Le hachage SHA-256 des conversions améliorées répond à un besoin de rapprochement et de sécurité. Une adresse électronique hachée de façon déterministe reste toutefois une donnée personnelle pseudonymisée : Google peut la rapprocher d’une valeur connue. Le hachage ne remplace donc ni finalité, ni base légale, ni minimisation, ni durée de conservation.
Chaque réglage de la chaîne de suivi publicitaire doit être rattaché à une finalité et à un rôle documentés. Google peut être sous-traitant pour certains services et responsable pour d’autres usages ; le statut de contrôleur d’accès au sens du DMA ne répond pas à cette question RGPD. Vérifiez le produit, la fonction, les paramètres activés et les conditions contractuelles applicables.
Cette page expose une méthode de contrôle, pas une consultation juridique. Votre conseil ou délégué à la protection des données qualifie les bases, rôles, transferts et analyses d’impact au regard de votre situation.
En France, l’accès à une information dans le terminal d’un utilisateur ou son inscription relève d’abord de l’article 82 de la loi Informatique et Libertés, y compris lorsque cette information n’est pas une donnée personnelle. Les traceurs publicitaires et de reciblage nécessitent en principe un consentement préalable. Les exemptions pour certaines mesures d’audience supposent de respecter toutes les conditions fixées par la CNIL ; elles ne couvrent pas un suivi publicitaire déguisé.
Le traitement qui suit relève ensuite du RGPD. Il faut une finalité déterminée, une base légale appropriée, une information compréhensible, une collecte minimale, une durée de conservation et l’exercice effectif des droits. Lorsqu’il est requis, le consentement doit être libre, spécifique, éclairé, univoque et démontrable. Le refus et le retrait doivent être aussi simples que l’acceptation.
Ne figez pas non plus les rôles. Selon le produit, la finalité, les réglages et le contrat, Google peut agir comme sous-traitant ou responsable de traitement pour les opérations concernées. Le statut de contrôleur d’accès au sens du DMA ne remplace pas cette cartographie RGPD.

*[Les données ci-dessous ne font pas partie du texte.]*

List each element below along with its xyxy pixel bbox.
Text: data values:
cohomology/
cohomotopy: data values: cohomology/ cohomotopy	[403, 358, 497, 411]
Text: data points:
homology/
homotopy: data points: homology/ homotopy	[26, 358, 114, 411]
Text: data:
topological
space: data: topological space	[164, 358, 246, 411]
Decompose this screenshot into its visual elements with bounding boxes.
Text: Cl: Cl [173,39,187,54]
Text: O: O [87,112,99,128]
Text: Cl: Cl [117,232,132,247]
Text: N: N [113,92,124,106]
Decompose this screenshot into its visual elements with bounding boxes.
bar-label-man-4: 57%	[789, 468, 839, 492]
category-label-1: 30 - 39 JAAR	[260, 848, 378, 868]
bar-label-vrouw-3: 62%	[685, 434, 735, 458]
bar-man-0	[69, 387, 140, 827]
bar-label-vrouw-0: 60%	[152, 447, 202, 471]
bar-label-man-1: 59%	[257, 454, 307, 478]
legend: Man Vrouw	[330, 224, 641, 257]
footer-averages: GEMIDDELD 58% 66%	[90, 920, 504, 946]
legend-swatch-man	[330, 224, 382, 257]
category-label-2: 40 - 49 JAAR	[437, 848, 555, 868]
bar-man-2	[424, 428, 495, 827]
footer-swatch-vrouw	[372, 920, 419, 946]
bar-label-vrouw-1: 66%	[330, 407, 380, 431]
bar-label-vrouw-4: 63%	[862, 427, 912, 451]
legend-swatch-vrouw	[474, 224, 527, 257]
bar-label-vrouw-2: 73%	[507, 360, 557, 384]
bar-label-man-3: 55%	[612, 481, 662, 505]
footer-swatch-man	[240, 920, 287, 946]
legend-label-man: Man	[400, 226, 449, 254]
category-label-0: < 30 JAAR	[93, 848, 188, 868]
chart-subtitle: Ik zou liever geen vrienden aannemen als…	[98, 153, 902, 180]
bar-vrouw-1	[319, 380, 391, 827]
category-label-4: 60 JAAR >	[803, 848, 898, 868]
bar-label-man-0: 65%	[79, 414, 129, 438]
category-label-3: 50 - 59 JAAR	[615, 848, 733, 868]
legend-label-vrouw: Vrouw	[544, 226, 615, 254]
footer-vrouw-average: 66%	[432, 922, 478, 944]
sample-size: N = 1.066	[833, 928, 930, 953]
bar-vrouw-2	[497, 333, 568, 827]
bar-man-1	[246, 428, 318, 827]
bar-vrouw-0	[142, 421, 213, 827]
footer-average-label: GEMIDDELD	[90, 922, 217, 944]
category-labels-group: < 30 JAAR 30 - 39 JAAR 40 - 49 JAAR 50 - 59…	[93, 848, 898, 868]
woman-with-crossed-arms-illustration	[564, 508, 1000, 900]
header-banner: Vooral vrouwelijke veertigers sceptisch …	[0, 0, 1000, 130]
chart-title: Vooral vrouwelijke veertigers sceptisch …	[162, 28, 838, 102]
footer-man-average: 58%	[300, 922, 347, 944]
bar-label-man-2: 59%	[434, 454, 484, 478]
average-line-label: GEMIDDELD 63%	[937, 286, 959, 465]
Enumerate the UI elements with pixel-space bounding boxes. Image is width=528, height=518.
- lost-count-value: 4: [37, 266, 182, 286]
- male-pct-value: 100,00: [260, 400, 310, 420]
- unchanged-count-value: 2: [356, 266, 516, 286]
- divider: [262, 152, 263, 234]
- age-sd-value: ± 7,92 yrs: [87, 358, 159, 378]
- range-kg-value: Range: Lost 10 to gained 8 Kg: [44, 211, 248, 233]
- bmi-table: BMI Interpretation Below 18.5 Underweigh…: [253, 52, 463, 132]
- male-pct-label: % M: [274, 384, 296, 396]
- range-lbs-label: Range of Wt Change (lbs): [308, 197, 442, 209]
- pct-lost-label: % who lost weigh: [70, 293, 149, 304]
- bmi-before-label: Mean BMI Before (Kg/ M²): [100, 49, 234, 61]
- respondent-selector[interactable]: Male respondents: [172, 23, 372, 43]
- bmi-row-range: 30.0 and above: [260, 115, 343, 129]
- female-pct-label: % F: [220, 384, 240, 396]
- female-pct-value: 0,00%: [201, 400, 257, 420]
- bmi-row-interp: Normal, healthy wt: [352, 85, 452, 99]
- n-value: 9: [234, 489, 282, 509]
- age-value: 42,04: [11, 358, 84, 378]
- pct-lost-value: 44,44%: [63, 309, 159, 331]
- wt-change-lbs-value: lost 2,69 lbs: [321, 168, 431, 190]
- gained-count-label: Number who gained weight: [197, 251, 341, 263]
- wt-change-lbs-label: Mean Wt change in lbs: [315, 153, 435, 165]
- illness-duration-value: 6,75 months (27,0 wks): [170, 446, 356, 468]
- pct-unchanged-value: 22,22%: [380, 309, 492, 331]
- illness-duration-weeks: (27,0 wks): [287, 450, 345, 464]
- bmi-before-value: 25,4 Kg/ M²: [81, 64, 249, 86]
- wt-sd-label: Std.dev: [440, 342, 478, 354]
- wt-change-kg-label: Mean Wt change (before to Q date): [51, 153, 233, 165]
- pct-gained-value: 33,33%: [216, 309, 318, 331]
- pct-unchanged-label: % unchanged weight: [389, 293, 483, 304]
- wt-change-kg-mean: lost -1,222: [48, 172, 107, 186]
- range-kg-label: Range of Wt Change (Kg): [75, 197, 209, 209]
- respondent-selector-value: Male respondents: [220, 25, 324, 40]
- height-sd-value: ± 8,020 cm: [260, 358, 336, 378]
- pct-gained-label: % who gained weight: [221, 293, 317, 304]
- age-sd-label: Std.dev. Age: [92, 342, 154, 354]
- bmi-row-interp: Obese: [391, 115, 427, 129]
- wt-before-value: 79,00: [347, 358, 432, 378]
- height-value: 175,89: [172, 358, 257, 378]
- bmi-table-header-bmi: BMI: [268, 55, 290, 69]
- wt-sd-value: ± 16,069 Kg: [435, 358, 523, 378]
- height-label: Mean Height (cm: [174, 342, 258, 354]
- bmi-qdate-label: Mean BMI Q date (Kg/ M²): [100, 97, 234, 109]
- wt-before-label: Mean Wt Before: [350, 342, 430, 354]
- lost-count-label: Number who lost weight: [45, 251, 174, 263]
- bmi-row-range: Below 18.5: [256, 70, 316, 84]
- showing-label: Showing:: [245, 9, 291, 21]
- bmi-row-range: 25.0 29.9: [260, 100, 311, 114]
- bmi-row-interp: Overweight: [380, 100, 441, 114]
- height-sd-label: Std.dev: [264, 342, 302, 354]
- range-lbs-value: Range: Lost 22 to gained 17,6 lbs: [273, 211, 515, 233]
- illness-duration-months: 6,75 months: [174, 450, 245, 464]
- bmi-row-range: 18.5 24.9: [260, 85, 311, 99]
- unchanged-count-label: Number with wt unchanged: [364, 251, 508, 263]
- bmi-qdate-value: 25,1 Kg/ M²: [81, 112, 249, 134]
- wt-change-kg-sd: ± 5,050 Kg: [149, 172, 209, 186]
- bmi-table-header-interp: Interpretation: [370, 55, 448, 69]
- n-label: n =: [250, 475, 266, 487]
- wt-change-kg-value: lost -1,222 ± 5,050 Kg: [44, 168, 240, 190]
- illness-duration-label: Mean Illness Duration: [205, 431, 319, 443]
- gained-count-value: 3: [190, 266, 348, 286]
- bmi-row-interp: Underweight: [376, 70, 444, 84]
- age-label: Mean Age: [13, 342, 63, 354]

Le DMA est entré en vigueur le 1er novembre 2022 et s’applique depuis le 2 mai 2023. La Commission a désigné Alphabet comme contrôleur d’accès le 6 septembre 2023 ; l’échéance initiale de mise en conformité des services désignés était le 6 mars 2024. Ces obligations visent Alphabet dans ce rôle, pas l’annonceur comme s’il était lui-même contrôleur d’accès.
L’article 5, paragraphe 2, encadre notamment certaines combinaisons, utilisations croisées et connexions de données personnelles entre services d’un contrôleur d’accès, sauf choix précis et consentement au sens du RGPD. Le texte ne crée pas une catégorie de « consentement renforcé ». Il ne désigne pas non plus le mode Consentement comme l’outil légal obligatoire des annonceurs.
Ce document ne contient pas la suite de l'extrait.